Elizabeth Alston has virtually done it all. From teaching to curriculum planning to television broadcasting to designing and guiding her own educational tours of Charleston, South Carolina, Ms. Alston, a life-long resident of the city, has stood at the forefront of the educational reform debates for decades. We first encountered Alston our first Monday night in Charleston, when we attended a county Board of Education meeting. Here, Alston pushed for the remembrance of Black History Month for 2002, which the school system neglected. She also expressed concern about the lack of multicultural emphasis in the county history curriculum. At the close of the meeting, we found Alston gracious, honest, and informative. She encouraged us to "ask anything you want to."

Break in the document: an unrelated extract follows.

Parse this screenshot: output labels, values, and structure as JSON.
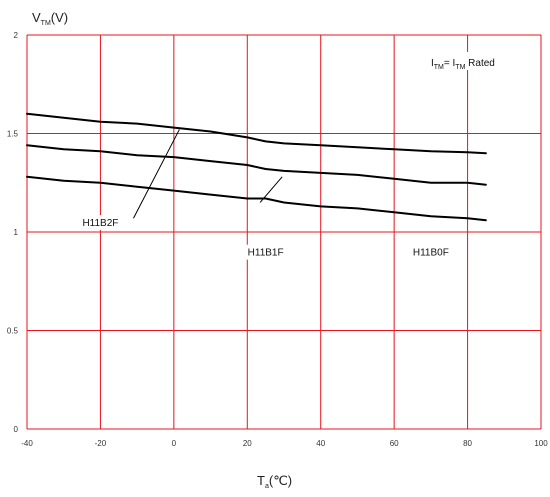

Alston has occupied eleven different positions within the school district. In 1974, she taught the first African-American course in Charleston County and became its ethnic coordinator. Alston initially met with resistance from her students, their parents, other teachers, and the school board. It is impossible, though, not to be drawn to her magnetic, charismatic personality, and soon she established a trust and a rapport with her students that extended beyond the classroom and into the community. She sees trust and respect as a crucial basis for challenging students' often limited worldview. Alston still hears from those early students. She shared, "I even hear from the. . . rednecks."

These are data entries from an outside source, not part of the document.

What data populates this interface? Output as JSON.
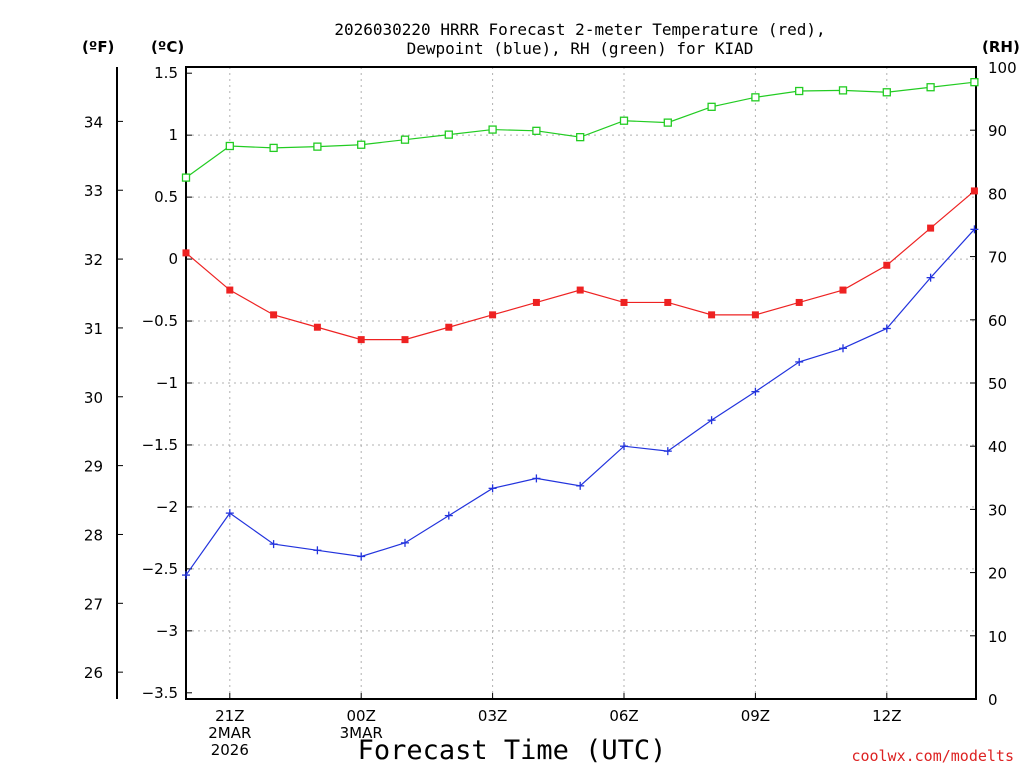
{
  "chart_data": {
    "type": "line",
    "title_lines": [
      "2026030220 HRRR Forecast 2-meter Temperature (red),",
      "Dewpoint (blue), RH (green) for KIAD"
    ],
    "xlabel": "Forecast Time (UTC)",
    "credit": "coolwx.com/modelts",
    "units": {
      "fahrenheit": "(ºF)",
      "celsius": "(ºC)",
      "rh": "(RH)"
    },
    "x_hours": [
      0,
      1,
      2,
      3,
      4,
      5,
      6,
      7,
      8,
      9,
      10,
      11,
      12,
      13,
      14,
      15,
      16,
      17,
      18
    ],
    "x_ticks": [
      {
        "hour": 1,
        "lines": [
          "21Z",
          "2MAR",
          "2026"
        ]
      },
      {
        "hour": 4,
        "lines": [
          "00Z",
          "3MAR"
        ]
      },
      {
        "hour": 7,
        "lines": [
          "03Z"
        ]
      },
      {
        "hour": 10,
        "lines": [
          "06Z"
        ]
      },
      {
        "hour": 13,
        "lines": [
          "09Z"
        ]
      },
      {
        "hour": 16,
        "lines": [
          "12Z"
        ]
      }
    ],
    "celsius_axis": {
      "range": [
        -3.55,
        1.55
      ],
      "ticks": [
        "-3.5",
        "-3",
        "-2.5",
        "-2",
        "-1.5",
        "-1",
        "-0.5",
        "0",
        "0.5",
        "1",
        "1.5"
      ],
      "tick_values": [
        -3.5,
        -3,
        -2.5,
        -2,
        -1.5,
        -1,
        -0.5,
        0,
        0.5,
        1,
        1.5
      ]
    },
    "fahrenheit_axis": {
      "ticks": [
        "26",
        "27",
        "28",
        "29",
        "30",
        "31",
        "32",
        "33",
        "34"
      ],
      "tick_values": [
        26,
        27,
        28,
        29,
        30,
        31,
        32,
        33,
        34
      ]
    },
    "rh_axis": {
      "range": [
        0,
        100
      ],
      "ticks": [
        "0",
        "10",
        "20",
        "30",
        "40",
        "50",
        "60",
        "70",
        "80",
        "90",
        "100"
      ],
      "tick_values": [
        0,
        10,
        20,
        30,
        40,
        50,
        60,
        70,
        80,
        90,
        100
      ]
    },
    "series": [
      {
        "name": "Temperature",
        "units": "C",
        "color": "#ee2222",
        "values": [
          0.05,
          -0.25,
          -0.45,
          -0.55,
          -0.65,
          -0.65,
          -0.55,
          -0.45,
          -0.35,
          -0.25,
          -0.35,
          -0.35,
          -0.45,
          -0.45,
          -0.35,
          -0.25,
          -0.05,
          0.25,
          0.55
        ]
      },
      {
        "name": "Dewpoint",
        "units": "C",
        "color": "#2233dd",
        "values": [
          -2.55,
          -2.05,
          -2.3,
          -2.35,
          -2.4,
          -2.29,
          -2.07,
          -1.85,
          -1.77,
          -1.83,
          -1.51,
          -1.55,
          -1.3,
          -1.07,
          -0.83,
          -0.72,
          -0.56,
          -0.15,
          0.24
        ]
      },
      {
        "name": "RH",
        "units": "%",
        "color": "#22cc22",
        "values": [
          82.5,
          87.5,
          87.2,
          87.4,
          87.7,
          88.5,
          89.3,
          90.1,
          89.9,
          88.9,
          91.5,
          91.2,
          93.7,
          95.2,
          96.2,
          96.3,
          96.0,
          96.8,
          97.6
        ]
      }
    ]
  }
}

Beyond teaching, Alston wrote the eighth grade history curriculum still in use throughout the county, which seeks to integrate multiple cultures into one fluid historical discourse. Alston sees teachers' goals of meeting state evaluation standards, which do not require knowledge of African-American history, as the biggest impediment of such a multicultural history curriculum. For the next two or three years, teachers will struggle to help their students meet these state standards, of which the students have so often fallen short. As a representative to the South Carolina Board of Education, Alston works to combat the pervasive apathy she sees among students and parents. Even on the county Board of Education, many of the members do not hold college degrees. Alston further notes that Charleston has in a sense always resorted to apathy instead of resistance when it comes to issues affecting the black community. Alston finds blacks just as apathetic as whites, just as apt to make half-hearted efforts at reform. She shares the observation that the 1960s never really arrived in Charleston and that the city still remains locked in the nineteenth century in many ways.


Elizabeth Alston acts as an inspiration for activists. Her career seems incomparable. On our final meeting with Alston, we were able to get a taste of her educational style. She took us on one of her educational tours through black Charleston, pointing out histories of overlooked areas along the way, doing her best to preserve the black community's rich culture, and succeeding in the process.